|Project: Effects of Food Security on Pregnancy Outcomes
|Award Year: 2000
|Amount of award, fiscal 2000: $250,000.00
|Institution: Carolina Population Center, University of North Carolina at Chapel Hill
|Principal Investigator: Anna Maria Siega-Riz
|Detailed Objective: This project adds a food security research component to the large, ongoing Epidemiology
of Exertion, Stress and Preterm Delivery Study (PIN-III). The project will examine
the relationships between food insecurity and maternal nutritional indicators,
poor birth outcomes, and social and environmental factors. The study objectives
are to examine: (1) the prevalence of food insecurity and hunger in this perinatal
population; (2) the relationship between food insecurity and hunger and maternal
nutritional indicators of dietary intake and meal patterns during pregnancy; (3)

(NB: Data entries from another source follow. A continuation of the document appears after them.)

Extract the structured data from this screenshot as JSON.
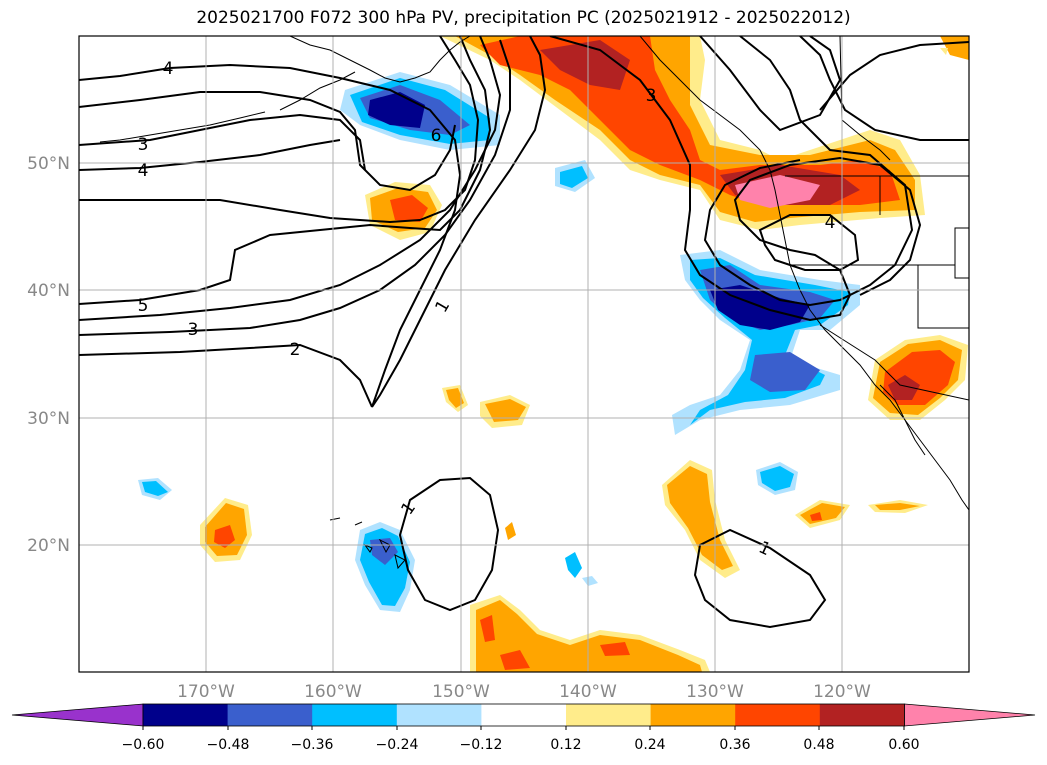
{
  "title": "2025021700 F072 300 hPa PV, precipitation PC (2025021912 - 2025022012)",
  "lat_labels": [
    "50°N",
    "40°N",
    "30°N",
    "20°N"
  ],
  "lon_labels": [
    "170°W",
    "160°W",
    "150°W",
    "140°W",
    "130°W",
    "120°W"
  ],
  "contour_labels": [
    "4",
    "3",
    "4",
    "5",
    "3",
    "2",
    "1",
    "6",
    "3",
    "4",
    "1",
    "1"
  ],
  "colorbar": {
    "ticks": [
      "−0.60",
      "−0.48",
      "−0.36",
      "−0.24",
      "−0.12",
      "0.12",
      "0.24",
      "0.36",
      "0.48",
      "0.60"
    ],
    "colors": [
      "#9932cc",
      "#00008b",
      "#3a5fcd",
      "#00bfff",
      "#b0e2ff",
      "#ffffff",
      "#ffec8b",
      "#ffa500",
      "#ff4500",
      "#b22222",
      "#ff82ab"
    ]
  },
  "map": {
    "lat_range": [
      10,
      60
    ],
    "lon_range": [
      -180,
      -110
    ],
    "grid": true
  }
}
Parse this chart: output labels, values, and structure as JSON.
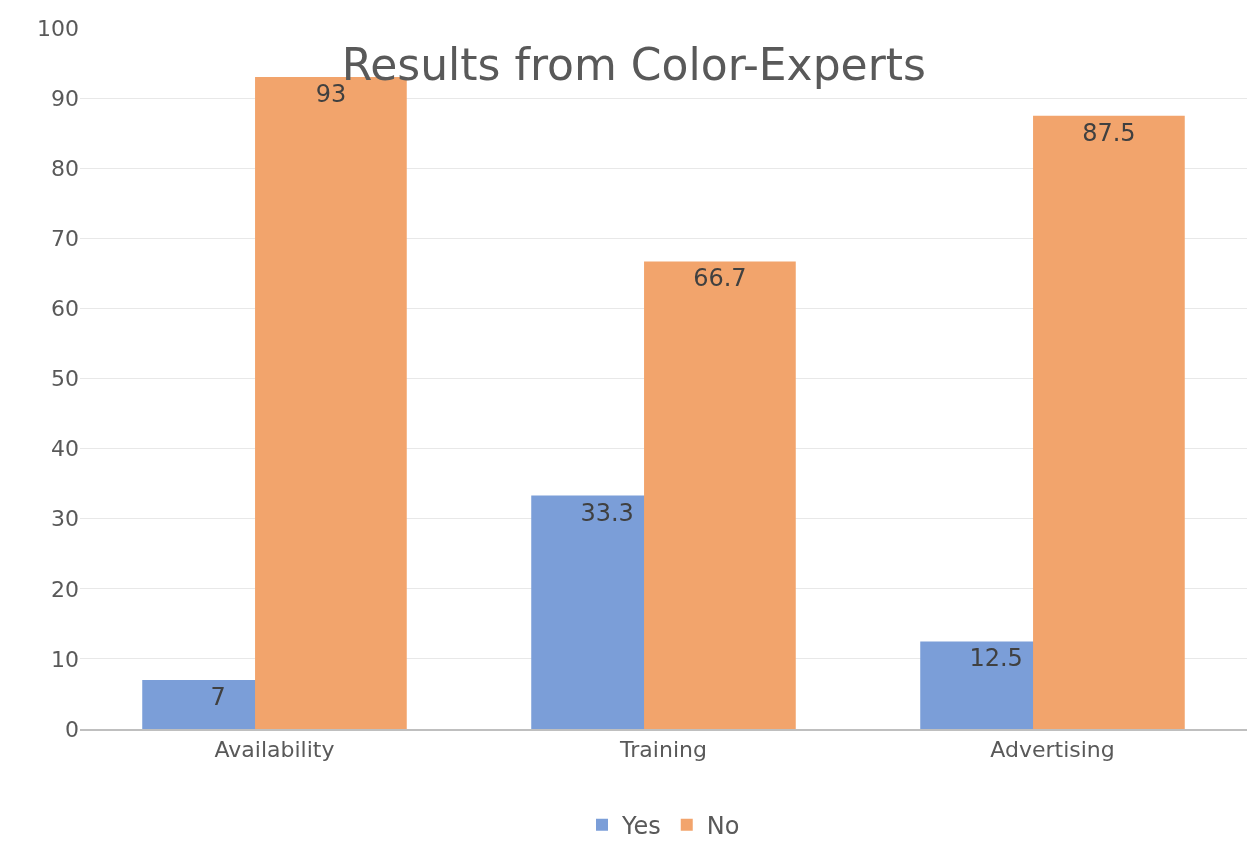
{
  "chart_data": {
    "type": "bar",
    "title": "Results from Color-Experts",
    "categories": [
      "Availability",
      "Training",
      "Advertising"
    ],
    "series": [
      {
        "name": "Yes",
        "color": "#7b9ed8",
        "values": [
          7,
          33.3,
          12.5
        ]
      },
      {
        "name": "No",
        "color": "#f2a46c",
        "values": [
          93,
          66.7,
          87.5
        ]
      }
    ],
    "ylim": [
      0,
      100
    ],
    "yticks": [
      0,
      10,
      20,
      30,
      40,
      50,
      60,
      70,
      80,
      90,
      100
    ],
    "grid": "y",
    "legend": "bottom",
    "data_labels": true
  }
}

the relationship between food insecurity and hunger and poor birth outcomes (preterm
birth, small for gestational age) while controlling for other factors including
such things as food assistance receipt, income and demographic characteristics,
tobacco/alcohol/drug use, medical history, and bacterial vaginosis; and (4) the
relationships among hunger, community-level social and environmental factors,
and birth outcomes through spatial analysis.
|Topic: Food Security, Nutrition-Related Health Outcomes, Welfare Reform
Laraia, B., A. Siega-Riz, and C. Gundersen. “Household Food Insecurity Is Associated with Self-Reported Pregravid Weight Status, Gestational Weight Gain, and Pregnancy Complications,” Journal of the American Dietetic Association, Vol. 110, Issue 5, May 2010.
Laraia, B., A. Siega-Riz, C. Gundersen, and N. Dole. "Psychosocial Factors and Socioeconomic Indicators are Associated with Household Food Insecurity Among Pregnant Women," The Journal of Nutrition, Vol. 136, Issue 1, January 2006.